Bacterioptica - Design Bureau

Bacterioptica

Bacterioptica

Bacterioptica

Bacterioptica

Tuesday, January 11th, 2011

Bacterioptica’s inception began when Madlab, a multifaceted firm dedicated to environmental sensitivity and intelligent design, received a call from a couple celebrating their 50th anniversary. As a gift to each other, the two wanted to commission a chandelier. “They had just wallpapered their powder room in Tintin cartoons, and I instantly sensed their spirit for adventure,” says co-founder Petia Morozov(the other co-founder is Jose Alcala). “What most impressed me was a long hallway adorned from top to bottom with photographs of every family member, from every generation. The concept of what it means to be an extended family sparked the larger inspiration to test this notion about the inseparability of cultural and natural systems.”
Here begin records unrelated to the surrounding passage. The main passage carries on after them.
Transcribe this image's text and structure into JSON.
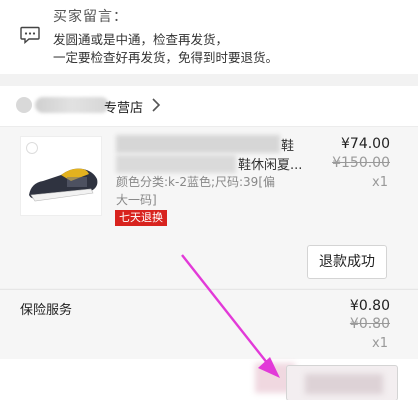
{
  "buyer_message": {
    "title": "买家留言：",
    "lines": [
      "发圆通或是中通，检查再发货，",
      "一定要检查好再发货，免得到时要退货。"
    ]
  },
  "shop": {
    "name_suffix": "专营店",
    "arrow_icon": "chevron-right-icon"
  },
  "item": {
    "title_fragment_1": "鞋",
    "title_fragment_2": "鞋休闲夏...",
    "sku_line_1": "颜色分类:k-2蓝色;尺码:39[偏",
    "sku_line_2": "大一码]",
    "tag": "七天退换",
    "price": "¥74.00",
    "original_price": "¥150.00",
    "quantity": "x1",
    "action_label": "退款成功"
  },
  "insurance": {
    "label": "保险服务",
    "price": "¥0.80",
    "original_price": "¥0.80",
    "quantity": "x1"
  },
  "colors": {
    "tag_background": "#d8231e",
    "annotation_arrow": "#e23ad8"
  }
}
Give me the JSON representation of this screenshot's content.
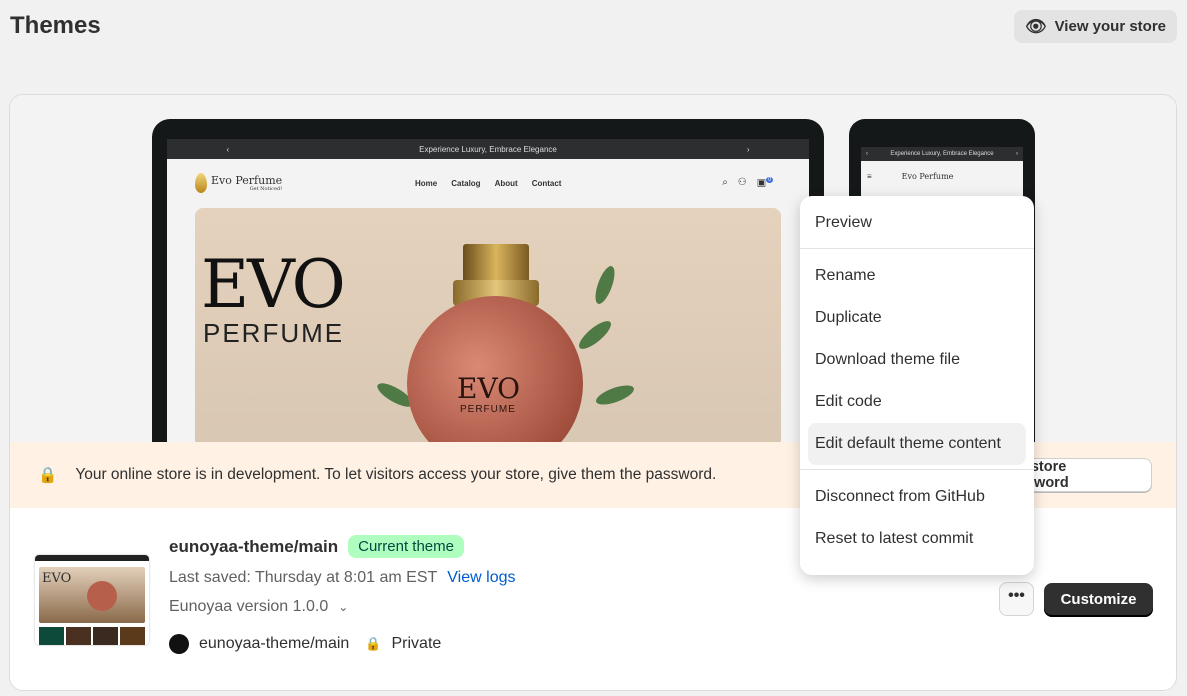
{
  "header": {
    "title": "Themes",
    "view_store": "View your store"
  },
  "preview": {
    "announcement": "Experience Luxury, Embrace Elegance",
    "brand": "Evo Perfume",
    "tagline": "Get Noticed!",
    "nav": [
      "Home",
      "Catalog",
      "About",
      "Contact"
    ],
    "cart_count": "0",
    "hero_title": "EVO",
    "hero_subtitle": "PERFUME",
    "bottle_title": "EVO",
    "bottle_subtitle": "PERFUME"
  },
  "alert": {
    "text": "Your online store is in development. To let visitors access your store, give them the password.",
    "button": "See store password"
  },
  "theme": {
    "name": "eunoyaa-theme/main",
    "badge": "Current theme",
    "last_saved": "Last saved: Thursday at 8:01 am EST",
    "view_logs": "View logs",
    "version": "Eunoyaa version 1.0.0",
    "repo": "eunoyaa-theme/main",
    "visibility": "Private"
  },
  "actions": {
    "more": "•••",
    "customize": "Customize"
  },
  "menu": {
    "items": [
      "Preview",
      "Rename",
      "Duplicate",
      "Download theme file",
      "Edit code",
      "Edit default theme content",
      "Disconnect from GitHub",
      "Reset to latest commit"
    ]
  }
}
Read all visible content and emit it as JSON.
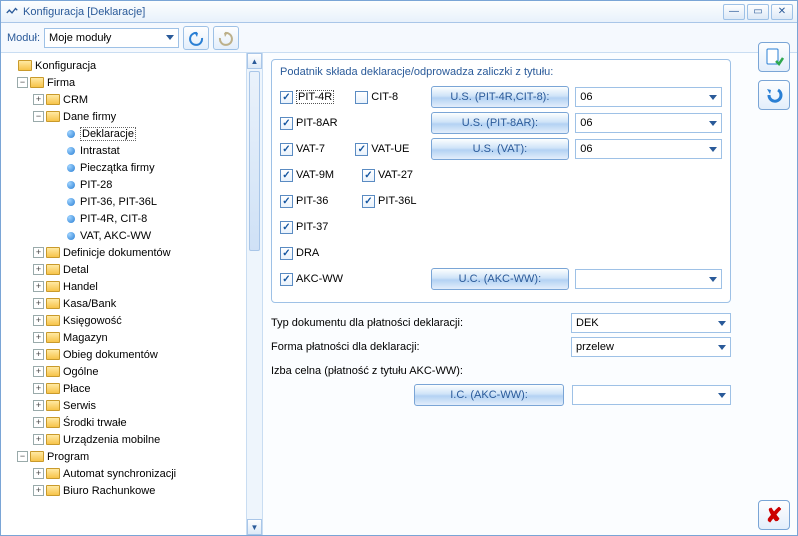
{
  "titlebar": {
    "title": "Konfiguracja [Deklaracje]"
  },
  "toolbar": {
    "module_label": "Moduł:",
    "module_value": "Moje moduły"
  },
  "tree": {
    "root": "Konfiguracja",
    "firma": "Firma",
    "crm": "CRM",
    "dane_firmy": "Dane firmy",
    "deklaracje": "Deklaracje",
    "intrastat": "Intrastat",
    "pieczatka": "Pieczątka firmy",
    "pit28": "PIT-28",
    "pit36_36l": "PIT-36, PIT-36L",
    "pit4r_cit8": "PIT-4R, CIT-8",
    "vat_akc": "VAT, AKC-WW",
    "def_dok": "Definicje dokumentów",
    "detal": "Detal",
    "handel": "Handel",
    "kasa_bank": "Kasa/Bank",
    "ksiegowosc": "Księgowość",
    "magazyn": "Magazyn",
    "obieg": "Obieg dokumentów",
    "ogolne": "Ogólne",
    "place": "Płace",
    "serwis": "Serwis",
    "srodki": "Środki trwałe",
    "urzadzenia": "Urządzenia mobilne",
    "program": "Program",
    "autosync": "Automat synchronizacji",
    "biuro": "Biuro Rachunkowe"
  },
  "panel": {
    "title": "Podatnik składa deklaracje/odprowadza zaliczki z tytułu:",
    "pit4r": "PIT-4R",
    "cit8": "CIT-8",
    "usbtn1": "U.S. (PIT-4R,CIT-8):",
    "pit8ar": "PIT-8AR",
    "usbtn2": "U.S. (PIT-8AR):",
    "vat7": "VAT-7",
    "vatue": "VAT-UE",
    "usbtn3": "U.S. (VAT):",
    "vat9m": "VAT-9M",
    "vat27": "VAT-27",
    "pit36": "PIT-36",
    "pit36l": "PIT-36L",
    "pit37": "PIT-37",
    "dra": "DRA",
    "akcww": "AKC-WW",
    "ucbtn": "U.C. (AKC-WW):",
    "val06": "06",
    "val_empty": ""
  },
  "form": {
    "typ_dok": "Typ dokumentu dla płatności deklaracji:",
    "typ_val": "DEK",
    "forma": "Forma płatności dla deklaracji:",
    "forma_val": "przelew",
    "izba": "Izba celna (płatność z tytułu AKC-WW):",
    "icbtn": "I.C. (AKC-WW):",
    "ic_val": ""
  }
}
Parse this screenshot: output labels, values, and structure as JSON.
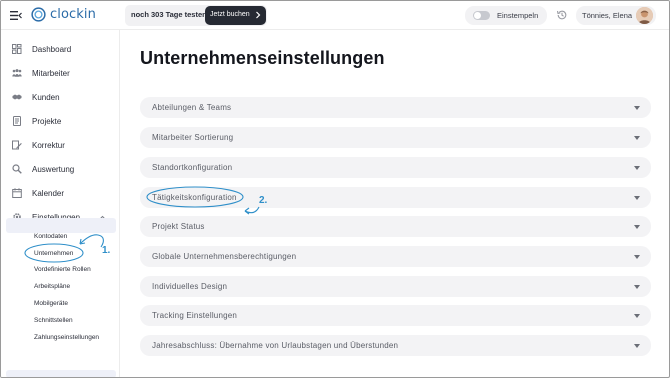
{
  "app": {
    "name": "clockin",
    "brand_color": "#2b6ca8"
  },
  "topbar": {
    "trial_text": "noch 303 Tage testen",
    "trial_button": "Jetzt buchen",
    "clock_in_label": "Einstempeln",
    "user_name": "Tönnies, Elena"
  },
  "sidebar": {
    "items": [
      {
        "label": "Dashboard",
        "icon": "dashboard-icon"
      },
      {
        "label": "Mitarbeiter",
        "icon": "employees-icon"
      },
      {
        "label": "Kunden",
        "icon": "handshake-icon"
      },
      {
        "label": "Projekte",
        "icon": "projects-icon"
      },
      {
        "label": "Korrektur",
        "icon": "edit-icon"
      },
      {
        "label": "Auswertung",
        "icon": "search-icon"
      },
      {
        "label": "Kalender",
        "icon": "calendar-icon"
      },
      {
        "label": "Einstellungen",
        "icon": "gear-icon"
      }
    ],
    "subitems": [
      "Kontodaten",
      "Unternehmen",
      "Vordefinierte Rollen",
      "Arbeitspläne",
      "Mobilgeräte",
      "Schnittstellen",
      "Zahlungseinstellungen"
    ],
    "active_subitem": "Unternehmen"
  },
  "main": {
    "title": "Unternehmenseinstellungen",
    "sections": [
      "Abteilungen & Teams",
      "Mitarbeiter Sortierung",
      "Standortkonfiguration",
      "Tätigkeitskonfiguration",
      "Projekt Status",
      "Globale Unternehmensberechtigungen",
      "Individuelles Design",
      "Tracking Einstellungen",
      "Jahresabschluss: Übernahme von Urlaubstagen und Überstunden"
    ]
  },
  "annotations": {
    "step1": "1.",
    "step2": "2.",
    "color": "#2f8fc9"
  }
}
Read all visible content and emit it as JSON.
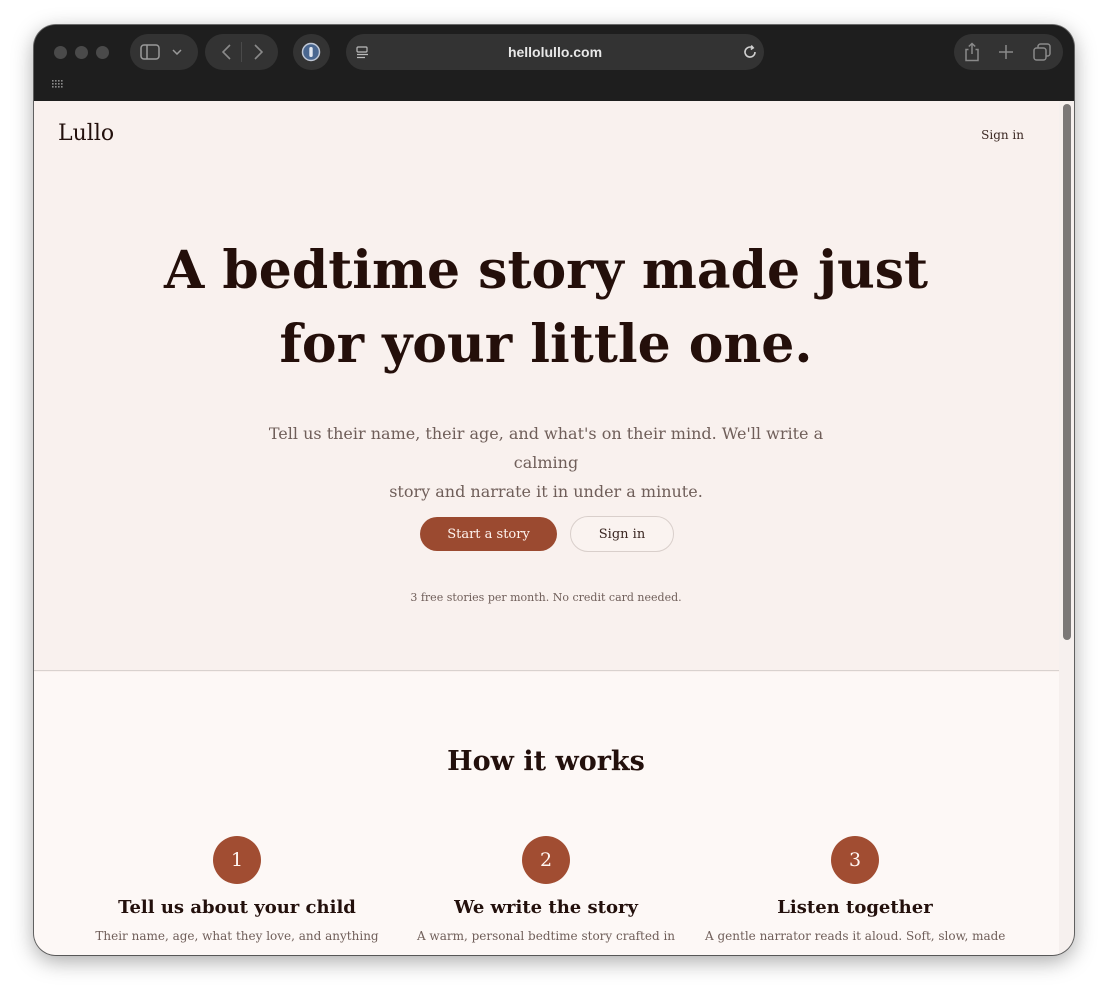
{
  "browser": {
    "url": "hellolullo.com"
  },
  "page": {
    "logo": "Lullo",
    "nav_signin": "Sign in",
    "hero": {
      "headline_line1": "A bedtime story made just",
      "headline_line2": "for your little one.",
      "subtitle_line1": "Tell us their name, their age, and what's on their mind. We'll write a calming",
      "subtitle_line2": "story and narrate it in under a minute.",
      "primary_button": "Start a story",
      "secondary_button": "Sign in",
      "fine_print": "3 free stories per month. No credit card needed."
    },
    "how_it_works": {
      "title": "How it works",
      "steps": [
        {
          "number": "1",
          "title": "Tell us about your child",
          "description": "Their name, age, what they love, and anything"
        },
        {
          "number": "2",
          "title": "We write the story",
          "description": "A warm, personal bedtime story crafted in"
        },
        {
          "number": "3",
          "title": "Listen together",
          "description": "A gentle narrator reads it aloud. Soft, slow, made"
        }
      ]
    }
  },
  "colors": {
    "accent": "#9b4a30",
    "background": "#f9f1ee",
    "text": "#240f0a"
  },
  "icons": [
    "sidebar-icon",
    "chevron-down-icon",
    "back-icon",
    "forward-icon",
    "extension-icon",
    "reader-icon",
    "reload-icon",
    "share-icon",
    "new-tab-icon",
    "tabs-overview-icon",
    "grid-icon"
  ]
}
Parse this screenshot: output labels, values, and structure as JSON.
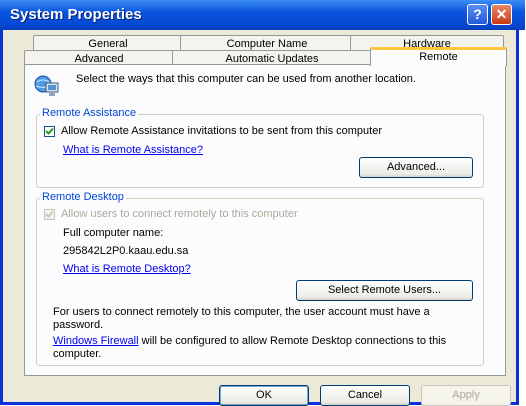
{
  "window": {
    "title": "System Properties",
    "help_glyph": "?",
    "close_glyph": "✕"
  },
  "tabs": {
    "row1": [
      "General",
      "Computer Name",
      "Hardware"
    ],
    "row2": [
      "Advanced",
      "Automatic Updates",
      "Remote"
    ],
    "active": "Remote"
  },
  "intro": {
    "text": "Select the ways that this computer can be used from another location."
  },
  "remote_assistance": {
    "label": "Remote Assistance",
    "checkbox_label": "Allow Remote Assistance invitations to be sent from this computer",
    "checked": true,
    "link": "What is Remote Assistance?",
    "advanced_button": "Advanced..."
  },
  "remote_desktop": {
    "label": "Remote Desktop",
    "checkbox_label": "Allow users to connect remotely to this computer",
    "checked": true,
    "enabled": false,
    "full_name_label": "Full computer name:",
    "full_name_value": "295842L2P0.kaau.edu.sa",
    "link": "What is Remote Desktop?",
    "select_users_button": "Select Remote Users...",
    "note": "For users to connect remotely to this computer, the user account must have a password.",
    "firewall_link": "Windows Firewall",
    "firewall_text": " will be configured to allow Remote Desktop connections to this computer."
  },
  "footer": {
    "ok": "OK",
    "cancel": "Cancel",
    "apply": "Apply"
  },
  "colors": {
    "titlebar": "#0a55e0",
    "group_label": "#0046d5",
    "link": "#0000ee",
    "tab_highlight": "#ffc83c"
  }
}
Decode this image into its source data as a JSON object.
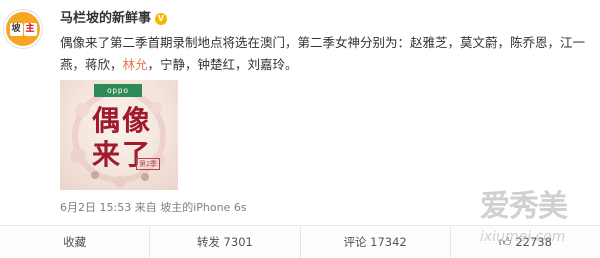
{
  "author": {
    "name": "马栏坡的新鲜事",
    "avatar_chars": [
      "坡",
      "主"
    ],
    "verified": true
  },
  "post": {
    "text_before": "偶像来了第二季首期录制地点将选在澳门，第二季女神分别为：赵雅芝，莫文蔚，陈乔恩，江一燕，蒋欣，",
    "text_link": "林允",
    "text_after": "，宁静，钟楚红，刘嘉玲。"
  },
  "image": {
    "brand_label": "oppo",
    "title_line1": "偶像",
    "title_line2": "来了",
    "badge": "第2季"
  },
  "meta": {
    "timestamp": "6月2日 15:53",
    "source_prefix": " 来自 ",
    "source": "坡主的iPhone 6s"
  },
  "actions": {
    "favorite": "收藏",
    "repost": "转发 7301",
    "comment": "评论 17342",
    "like_count": "22738"
  },
  "watermark": {
    "title": "爱秀美",
    "url": "ixiumei.com"
  },
  "colors": {
    "link": "#eb7350",
    "avatar_bg": "#f6a623",
    "verified": "#f7b500"
  }
}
“This is just the type of work we get excited about — the more offbeat and progressive, the better.”
- Justin Grodner, Grodner Metalcraft

The bacteria-based light is an experiential take on traditional chandeliers. Attached to the fixture are many Petri dishes that house actual DNA swabbed from the homeowners and visitors to create a network of living, breathing bacteria that interacts with the immediate environment. “This is just the type of work we get excited about—the more offbeat and progressive, the better,” says collaborator Justin Grodner of Grodner Metalcraft. He cites the budget and the time frame as the real difficulties—not the gross factor.

Bacterioptica’s fluid design is meant to suggest movement and is achieved by a web of slinky fiber optic strands that hang ominously overhead, illuminated by headlights. “We loved how sinuous and organic the fiber optics could perform over the lifetime of the chandelier,” Morozov says. “We also wanted to use a form of lighting that could be free from the visual noise of heavy wiring cables.” Says Morozov of Madlab’s unique take on a dining room staple: “We find ourselves more inspired by the experimental inquiry that lies outside of design’s traditional boundaries, and have pushed ourselves to ask the right questions before we can ever know the right answers.”